A total of 33 drugs were identified with significant correlations between their IC₅₀ values and risk scores (|cor| >0.3; P<0.05), including CCT007093, Parthenolide, CMK, RO-3306 and A-443654 (Fig. 8E). Among these, the IC₅₀ values of 15 drugs showed significant differences between the high- and low-risk groups, with drugs such as Parthenolide, CMK and RO-3306 exhibiting lower IC₅₀ values in the high-risk group (P<0.05; Fig. 8F).

After filtering, the GSE131907 dataset retained 83,883 cells and 25,498 genes (Fig. S14A). The data were standardized, and 2,000 HVGs were extracted (Fig. S14B). Clustering analysis of the top 20 PCs identified 21 distinct cell clusters (Fig. S14C and E). A total of eight cell types were annotated based on marker genes, including epithelial cells, fibroblasts, endothelial cells, T lymphocytes, natural killer cells, B lymphocytes, myeloid cells and mast cells (Fig. 9A). The edited genes are highly expressed in all cell types (Fig. S14D). Cell proportion analysis in both LUAD and control groups showed that T lymphocytes and myeloid cells represented relatively high proportions in both groups (Fig. 9B). Significant differential expression of prognostic genes was observed in epithelial cells between LUAD and control tissues, leading to the selection of epithelial cells as a key cell cluster for subsequent analysis (P<0.01; Fig. 9C). Enriched signaling pathways in epithelial cells included TWIK releasing acid-sensitive K⁺ channels (TASK), ATP-sensitive potassium channels and the binding of phenylacetate to glutamine (Fig. 9D). Pseudotime analysis revealed that epithelial cells differentiated across three distinct stages and 19 clusters. Cluster 19 was predominantly localized in stage 2, while cluster 12 was primarily found in stages 1 and 3, with cluster 9 predominantly observed in stage 3 (Fig. 9E). In pseudotime, the expression of ADRB1 and IGSF10 in epithelial cells tended to increase, while the expression of CACNA2D2 initially increased and then decreased (Fig. 9F). Cell communication analysis highlighted frequent and intense interactions between epithelial and myeloid cells, suggesting a synergistic role for these two cell types in tumor microenvironment remodeling and immune regulation (Fig. 9G).
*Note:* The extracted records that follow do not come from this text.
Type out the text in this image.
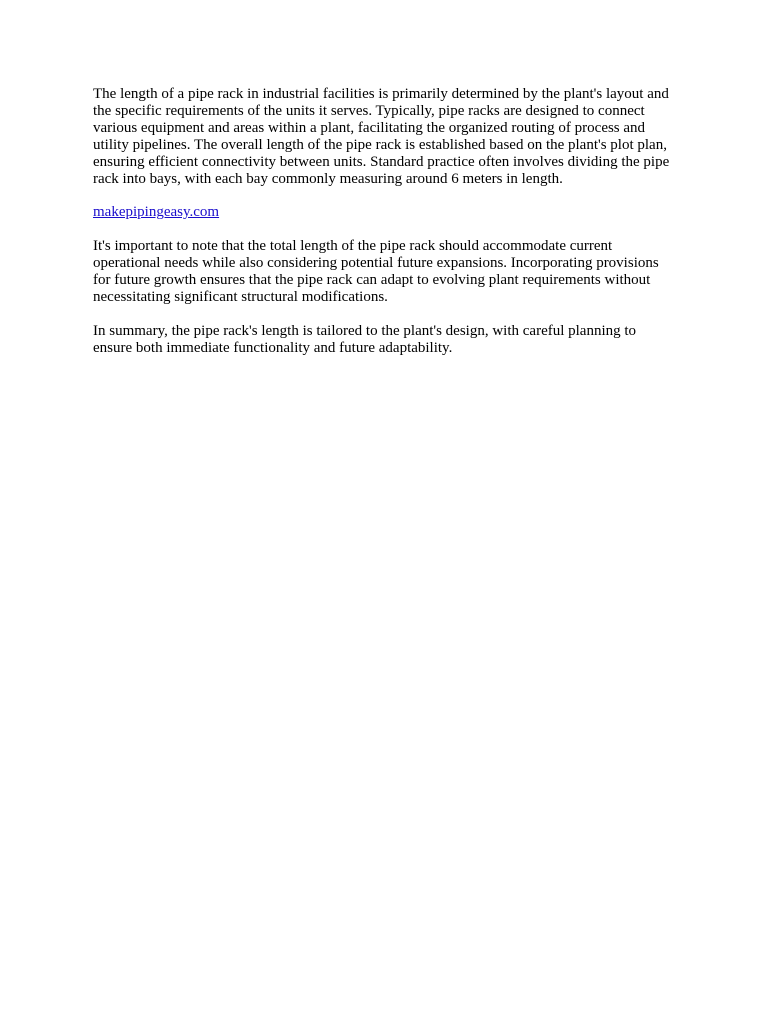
The length of a pipe rack in industrial facilities is primarily determined by the plant's layout and the specific requirements of the units it serves. Typically, pipe racks are designed to connect various equipment and areas within a plant, facilitating the organized routing of process and utility pipelines. The overall length of the pipe rack is established based on the plant's plot plan, ensuring efficient connectivity between units. Standard practice often involves dividing the pipe rack into bays, with each bay commonly measuring around 6 meters in length.

makepipingeasy.com

It's important to note that the total length of the pipe rack should accommodate current operational needs while also considering potential future expansions. Incorporating provisions for future growth ensures that the pipe rack can adapt to evolving plant requirements without necessitating significant structural modifications.

In summary, the pipe rack's length is tailored to the plant's design, with careful planning to ensure both immediate functionality and future adaptability.
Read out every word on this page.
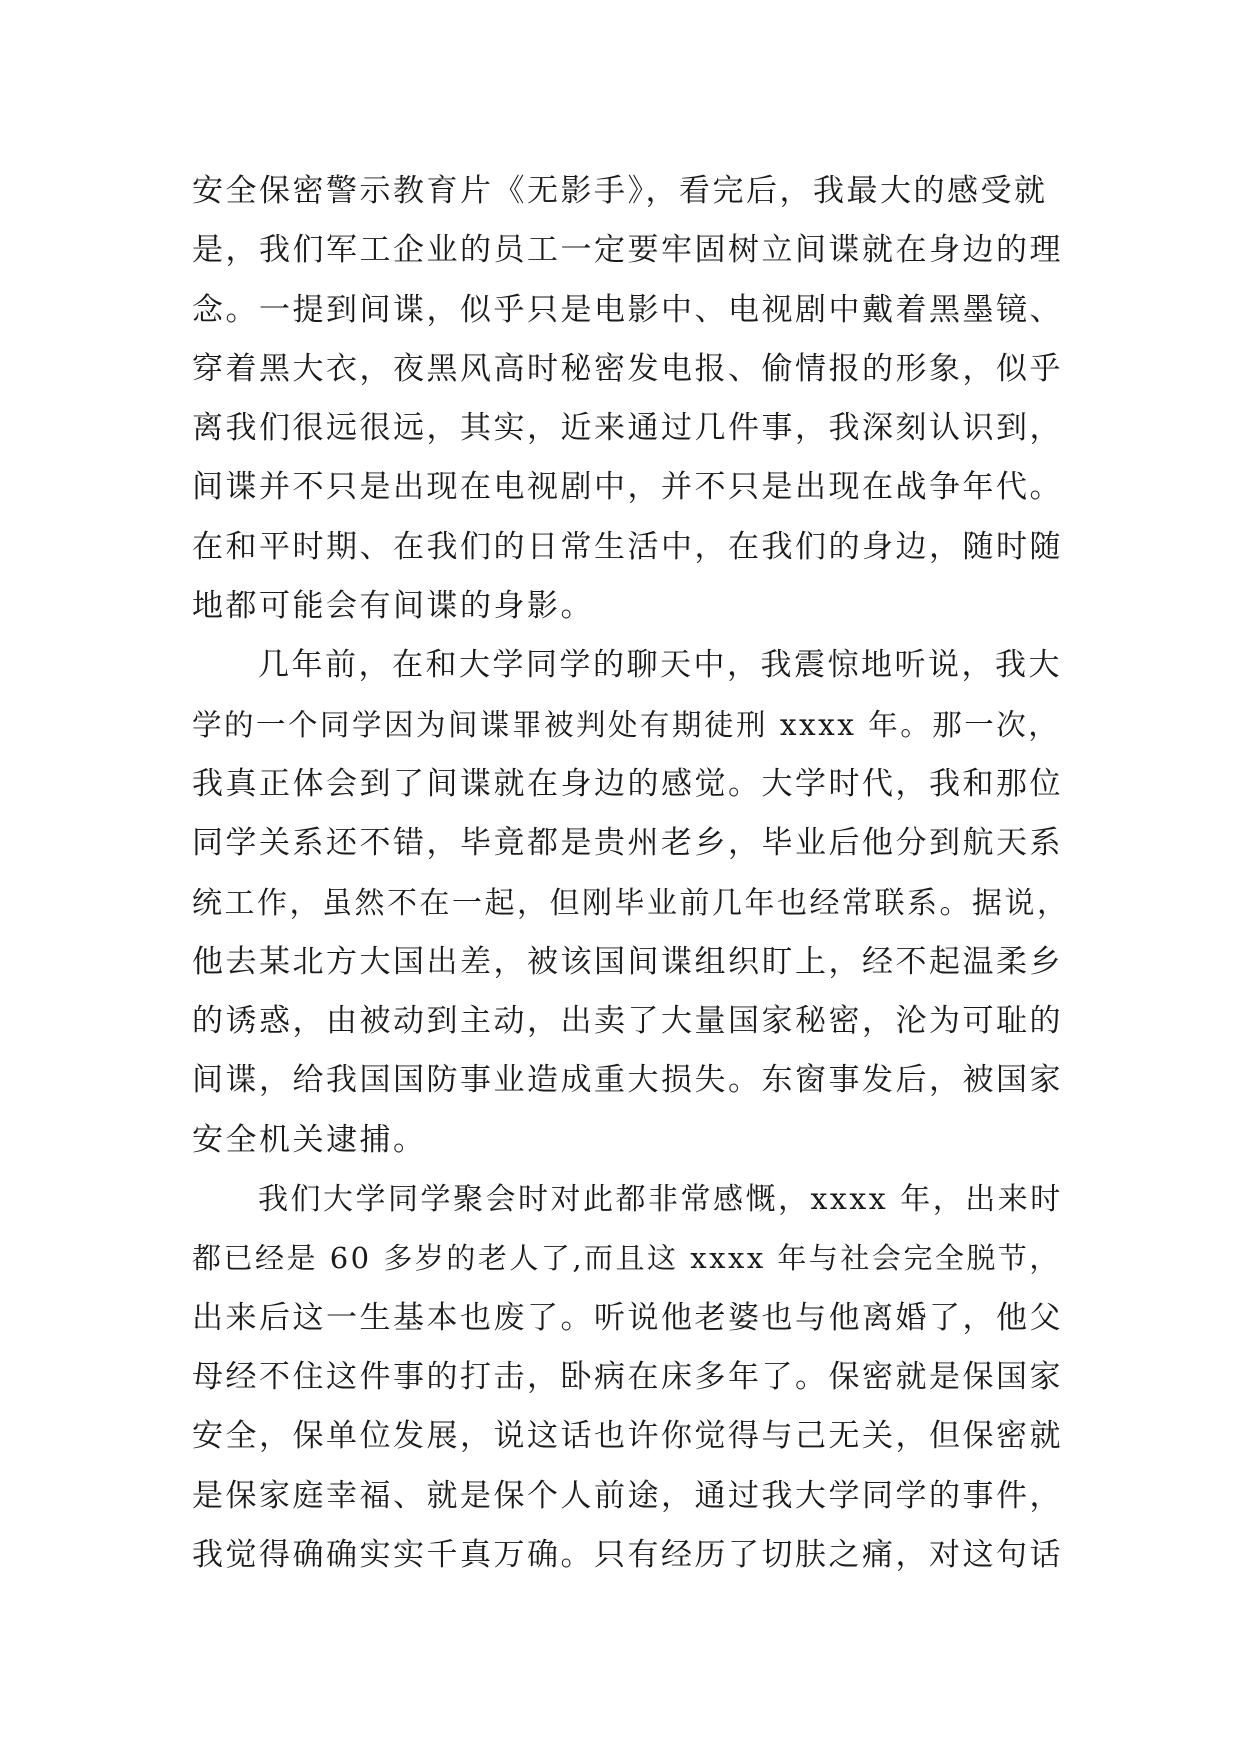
安全保密警示教育片《无影手》，看完后，我最大的感受就
是，我们军工企业的员工一定要牢固树立间谍就在身边的理
念。一提到间谍，似乎只是电影中、电视剧中戴着黑墨镜、
穿着黑大衣，夜黑风高时秘密发电报、偷情报的形象，似乎
离我们很远很远，其实，近来通过几件事，我深刻认识到，
间谍并不只是出现在电视剧中，并不只是出现在战争年代。
在和平时期、在我们的日常生活中，在我们的身边，随时随
地都可能会有间谍的身影。
几年前，在和大学同学的聊天中，我震惊地听说，我大
学的一个同学因为间谍罪被判处有期徒刑 xxxx 年。那一次，
我真正体会到了间谍就在身边的感觉。大学时代，我和那位
同学关系还不错，毕竟都是贵州老乡，毕业后他分到航天系
统工作，虽然不在一起，但刚毕业前几年也经常联系。据说，
他去某北方大国出差，被该国间谍组织盯上，经不起温柔乡
的诱惑，由被动到主动，出卖了大量国家秘密，沦为可耻的
间谍，给我国国防事业造成重大损失。东窗事发后，被国家
安全机关逮捕。
我们大学同学聚会时对此都非常感慨，xxxx 年，出来时
都已经是 60 多岁的老人了,而且这 xxxx 年与社会完全脱节，
出来后这一生基本也废了。听说他老婆也与他离婚了，他父
母经不住这件事的打击，卧病在床多年了。保密就是保国家
安全，保单位发展，说这话也许你觉得与己无关，但保密就
是保家庭幸福、就是保个人前途，通过我大学同学的事件，
我觉得确确实实千真万确。只有经历了切肤之痛，对这句话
Wilcoxon test analysis revealed notable differences in the expression levels of the four prognostic genes between LUAD and control samples, with notable downregulation in LUAD samples (Fig. 10A and B). Consistent with these findings, RT-qPCR results (Fig. 10C-F) corroborated the dataset outcomes, indicating that these four genes could potentially improve the prognosis of patients with LUAD. To validate the expression levels of the four prognostic genes, RT-qPCR was performed on clinical samples. As shown in Fig. 10C-F, the mRNA expression levels of CACNA2D2, ADRB1, IGSF10 and CA4 were significantly lower in LUAD tissues compared with control tissues (all P<0.01), consistent with the bioinformatic predictions.